Reputation: 701
I need to know how Storm manages number of parallel worker in each bolt. neither IrichBolt class nor IRichSpout Class implements Runnable class. I really need to know how storm manage multithreading?
Upvotes: 3
Views: 814
Reputation: 8171
Its kinda too broad to discuss but here's something I could try to share. In very brief Spouts
or Bolts
in storm can be defined as an entity or component that actually process the data . In storm terminology they are known as tasks
(so you don't need its parent interface such as IRichSpout
to implement something like Runnable ). Now the Thread which in responsible for carrying out these tasks are called Executors
. From the doc
in Storm’s terminology "parallelism" is specifically used to describe the so-called parallelism hint, which means the initial number of executor (threads) of a component (spout or bolt)

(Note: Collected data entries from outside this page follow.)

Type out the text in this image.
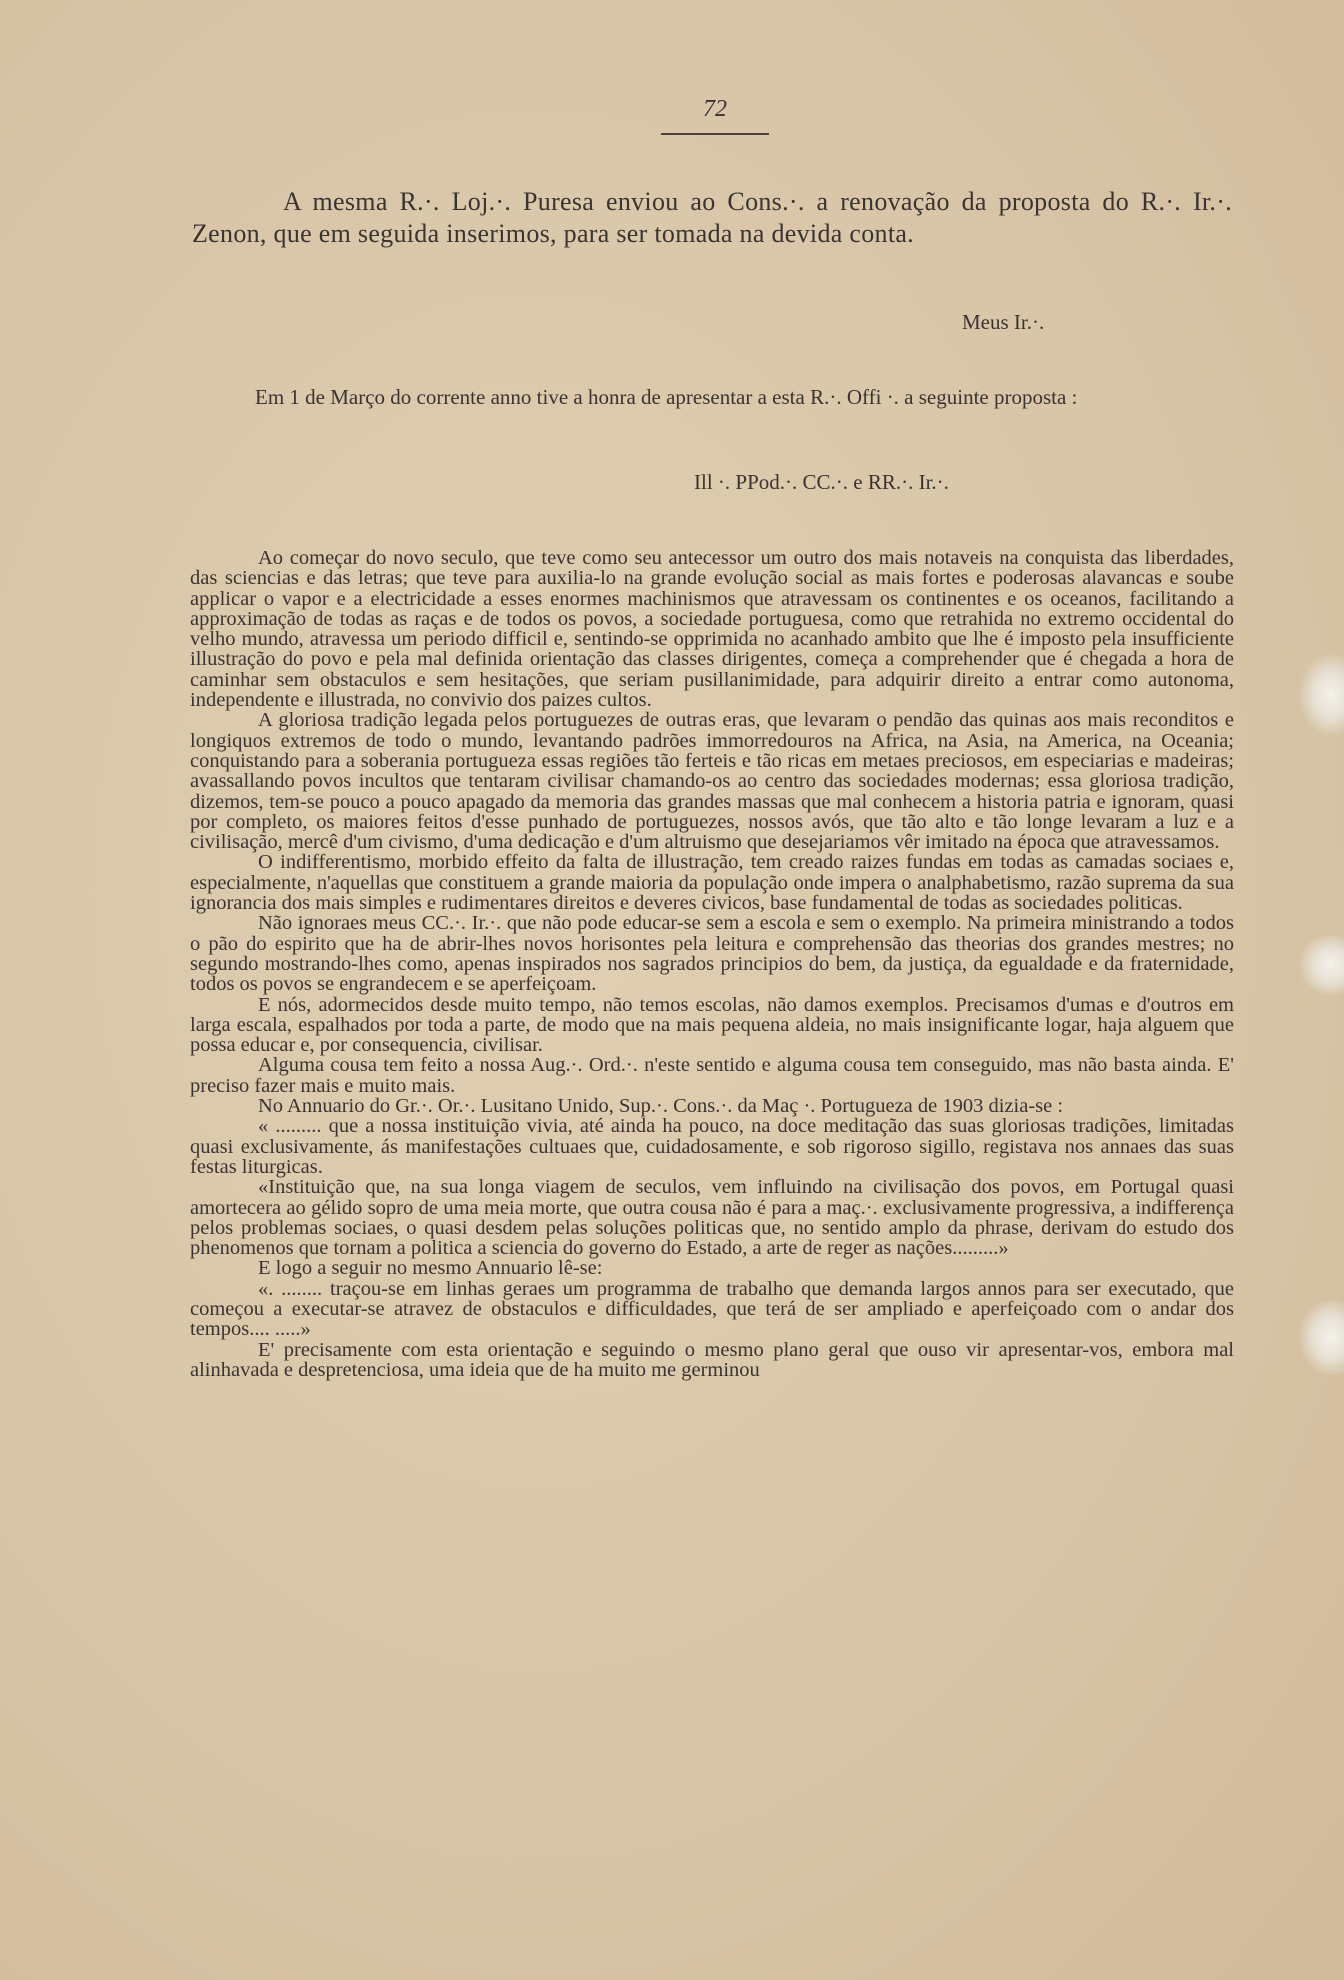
72
A mesma R.·. Loj.·. Puresa enviou ao Cons.·. a renovação da proposta do R.·. Ir.·. Zenon, que em seguida inserimos, para ser tomada na devida conta.
Meus Ir.·.
Em 1 de Março do corrente anno tive a honra de apresentar a esta R.·. Offi ·. a seguinte proposta :
Ill ·. PPod.·. CC.·. e RR.·. Ir.·.

Ao começar do novo seculo, que teve como seu antecessor um outro dos mais notaveis na conquista das liberdades, das sciencias e das letras; que teve para auxilia-lo na grande evolução social as mais fortes e poderosas alavancas e soube applicar o vapor e a electricidade a esses enormes machinismos que atravessam os continentes e os oceanos, facilitando a approximação de todas as raças e de todos os povos, a sociedade portuguesa, como que retrahida no extremo occidental do velho mundo, atravessa um periodo difficil e, sentindo-se opprimida no acanhado ambito que lhe é imposto pela insufficiente illustração do povo e pela mal definida orientação das classes dirigentes, começa a comprehender que é chegada a hora de caminhar sem obstaculos e sem hesitações, que seriam pusillanimidade, para adquirir direito a entrar como autonoma, independente e illustrada, no convivio dos paizes cultos.

A gloriosa tradição legada pelos portuguezes de outras eras, que levaram o pendão das quinas aos mais reconditos e longiquos extremos de todo o mundo, levantando padrões immorredouros na Africa, na Asia, na America, na Oceania; conquistando para a soberania portugueza essas regiões tão ferteis e tão ricas em metaes preciosos, em especiarias e madeiras; avassallando povos incultos que tentaram civilisar chamando-os ao centro das sociedades modernas; essa gloriosa tradição, dizemos, tem-se pouco a pouco apagado da memoria das grandes massas que mal conhecem a historia patria e ignoram, quasi por completo, os maiores feitos d'esse punhado de portuguezes, nossos avós, que tão alto e tão longe levaram a luz e a civilisação, mercê d'um civismo, d'uma dedicação e d'um altruismo que desejariamos vêr imitado na época que atravessamos.

O indifferentismo, morbido effeito da falta de illustração, tem creado raizes fundas em todas as camadas sociaes e, especialmente, n'aquellas que constituem a grande maioria da população onde impera o analphabetismo, razão suprema da sua ignorancia dos mais simples e rudimentares direitos e deveres civicos, base fundamental de todas as sociedades politicas.

Não ignoraes meus CC.·. Ir.·. que não pode educar-se sem a escola e sem o exemplo. Na primeira ministrando a todos o pão do espirito que ha de abrir-lhes novos horisontes pela leitura e comprehensão das theorias dos grandes mestres; no segundo mostrando-lhes como, apenas inspirados nos sagrados principios do bem, da justiça, da egualdade e da fraternidade, todos os povos se engrandecem e se aperfeiçoam.

E nós, adormecidos desde muito tempo, não temos escolas, não damos exemplos. Precisamos d'umas e d'outros em larga escala, espalhados por toda a parte, de modo que na mais pequena aldeia, no mais insignificante logar, haja alguem que possa educar e, por consequencia, civilisar.

Alguma cousa tem feito a nossa Aug.·. Ord.·. n'este sentido e alguma cousa tem conseguido, mas não basta ainda. E' preciso fazer mais e muito mais.

No Annuario do Gr.·. Or.·. Lusitano Unido, Sup.·. Cons.·. da Maç ·. Portugueza de 1903 dizia-se :

« ......... que a nossa instituição vivia, até ainda ha pouco, na doce meditação das suas gloriosas tradições, limitadas quasi exclusivamente, ás manifestações cultuaes que, cuidadosamente, e sob rigoroso sigillo, registava nos annaes das suas festas liturgicas.

«Instituição que, na sua longa viagem de seculos, vem influindo na civilisação dos povos, em Portugal quasi amortecera ao gélido sopro de uma meia morte, que outra cousa não é para a maç.·. exclusivamente progressiva, a indifferença pelos problemas sociaes, o quasi desdem pelas soluções politicas que, no sentido amplo da phrase, derivam do estudo dos phenomenos que tornam a politica a sciencia do governo do Estado, a arte de reger as nações.........»

E logo a seguir no mesmo Annuario lê-se:

«. ........ traçou-se em linhas geraes um programma de trabalho que demanda largos annos para ser executado, que começou a executar-se atravez de obstaculos e difficuldades, que terá de ser ampliado e aperfeiçoado com o andar dos tempos.... .....»

E' precisamente com esta orientação e seguindo o mesmo plano geral que ouso vir apresentar-vos, embora mal alinhavada e despretenciosa, uma ideia que de ha muito me germinou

These executors (threads) are again spawned by the worker process
. From the doc
A worker process executes a subset of a topology. A worker process belongs to a specific topology and may run one or more executors for one or more components (spouts or bolts) of this topology
A machine in a storm cluster may run single or multiple such worker process
for one or more topologies, and each process can run executors for specific topologies
( you can even change these executors during run time using the storm re-balancing mecanism).
For internal communication with in these workers process Storm uses various message queues backed by LMAX Disruptor . They maintain their own threads like receiver thread & sender thred for managing incoming and outgoing messages.
You can probably take look in this doc page for a better overview. And this very nice article explaining how it handles parallelism. This might help you digging further and share your findings :)
Upvotes: 5